# DICE - KUDA - PROCLIP IPOD MOUNTS/HOLDERS



## less (Nov 30, 2006)

Hey guys,

I'm sure there are a lot of folks using ipod mounts in their cars like me, and more will want them as time goes by, so I thought I'd just point out two excellent mounts and an excellent holder/dock that I've recently tried.

Kuda makes leather covered bases for an awful lot of cars, and to my mind, they're the most professional looking bases available. Of course, they are restricted to certain positions which vary from car to car, so if they aren't your cup of tea, take a look at the proclip versions. They're also very nice and for my car, they offered three different location options! Here is a link to KUDA KUDA USA, INC. - KUDA® car custom OEM leather mounts for mobile electronics 

As far as mounts go, if you're going with a straight ipod (no cover beyond a super thin film), the Dice Electronics mounts are really spiffy units... just like a dock and they have a built in ipod dock connector that diverts your cable so that it connects from behind the dock (facing backwards) making it easy for you to hide wires. It works with the most recent ipod classic models too, even though its not listed. They can be found on the KUDA site as well. If you want an adjustable unit that still has a quick release dock, check out the Proclip site - they have a couple different options that allow you to use a cover with your ipod and still fit precisely for easy removal. This item is the only one of these that I have not personally tried, but I suspect its done well based on the mount I bought from them. Actually, I'm using the Dice for my display ipod which holds all my music and is permanently in place, then I'll soon have the proclip version for another ipod that I'll take with me to listen to my audiobooks and other files that I want to bring along.

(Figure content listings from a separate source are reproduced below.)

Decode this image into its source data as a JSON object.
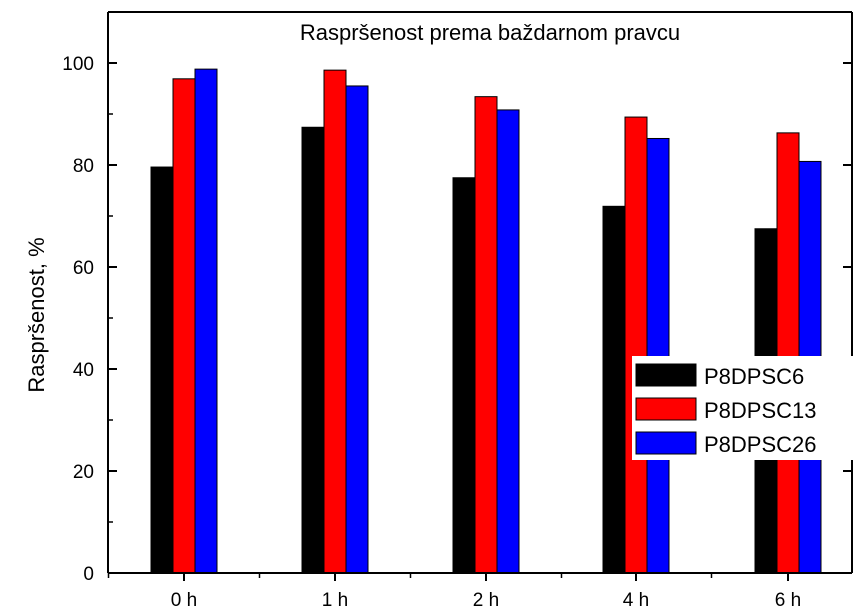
{
  "chart_data": {
    "type": "bar",
    "title": "Raspršenost prema baždarnom pravcu",
    "xlabel": "",
    "ylabel": "Raspršenost, %",
    "categories": [
      "0 h",
      "1 h",
      "2 h",
      "4 h",
      "6 h"
    ],
    "series": [
      {
        "name": "P8DPSC6",
        "color": "#000000",
        "values": [
          79.6,
          87.4,
          77.5,
          71.9,
          67.5
        ]
      },
      {
        "name": "P8DPSC13",
        "color": "#ff0000",
        "values": [
          96.9,
          98.6,
          93.4,
          89.4,
          86.3
        ]
      },
      {
        "name": "P8DPSC26",
        "color": "#0000ff",
        "values": [
          98.8,
          95.5,
          90.8,
          85.2,
          80.7
        ]
      }
    ],
    "ylim": [
      0,
      110
    ],
    "yticks": [
      "0",
      "20",
      "40",
      "60",
      "80",
      "100"
    ],
    "grid": false,
    "legend_position": "right"
  }
}
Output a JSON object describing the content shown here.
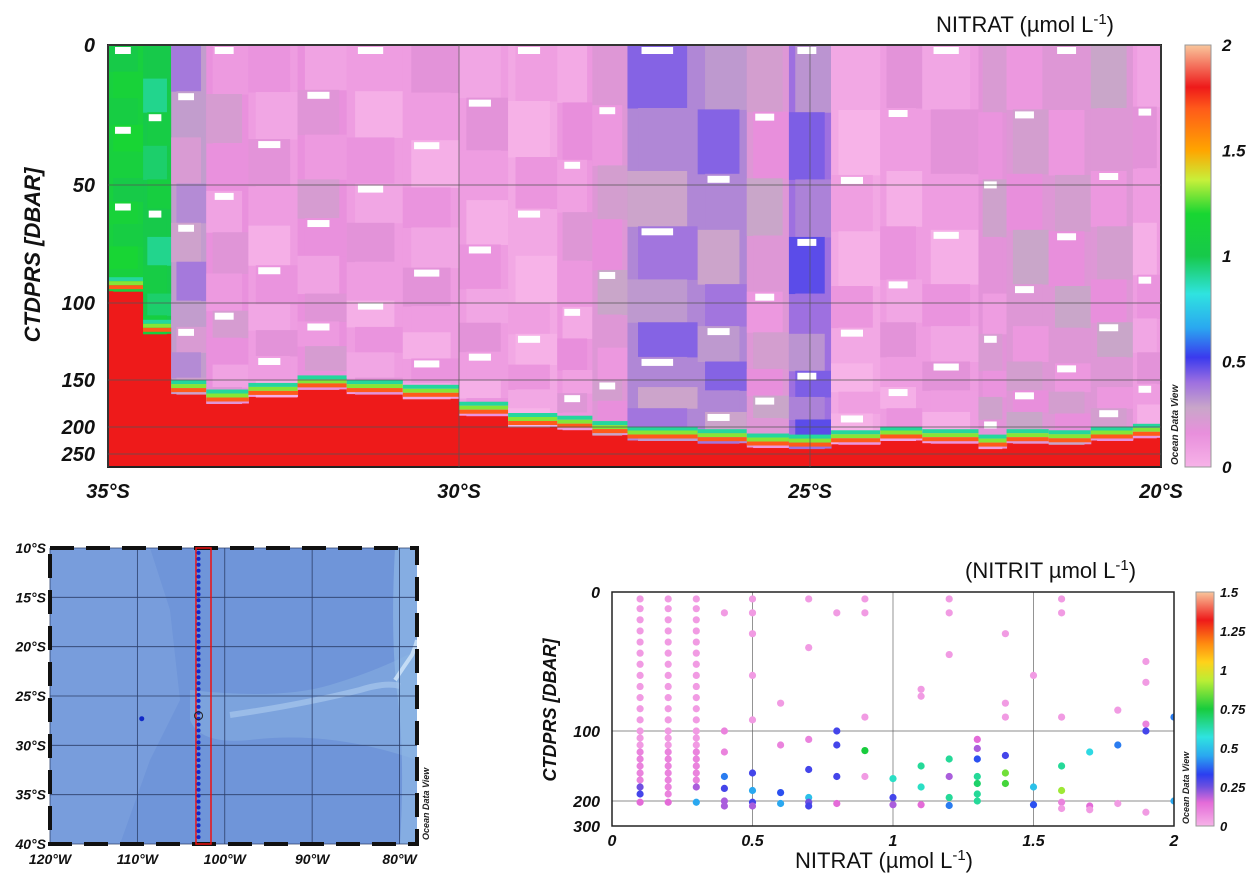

These are the best I found after a lot of searching, so I hope it helps someone out.

Merry Christmas or happy holidays!

Less aka Jim


----------



## t3sn4f2 (Jan 3, 2007)

Nice find! I wish they made the base in a plastic texture though. Think they would look better on dashes that don't have any leather or vinyl in the area. But I guess that's nothing a scissor, sandpaper, and some SEM won't fix.


----------



## less (Nov 30, 2006)

Lol, you can try the ProClip or ProFit models if you prefer plastic. I really liked the ProClip version for my car, but the KUDA just happened to be a little easier to see while driving - and safety is a pretty important factor when you already have to contend with snow and maniacs who're texting while they drive! 

My dash is mostly plastic or the new rubberized material - but the pattern blends in pretty well with it imho. The colors and reflectivity are very similar too.


----------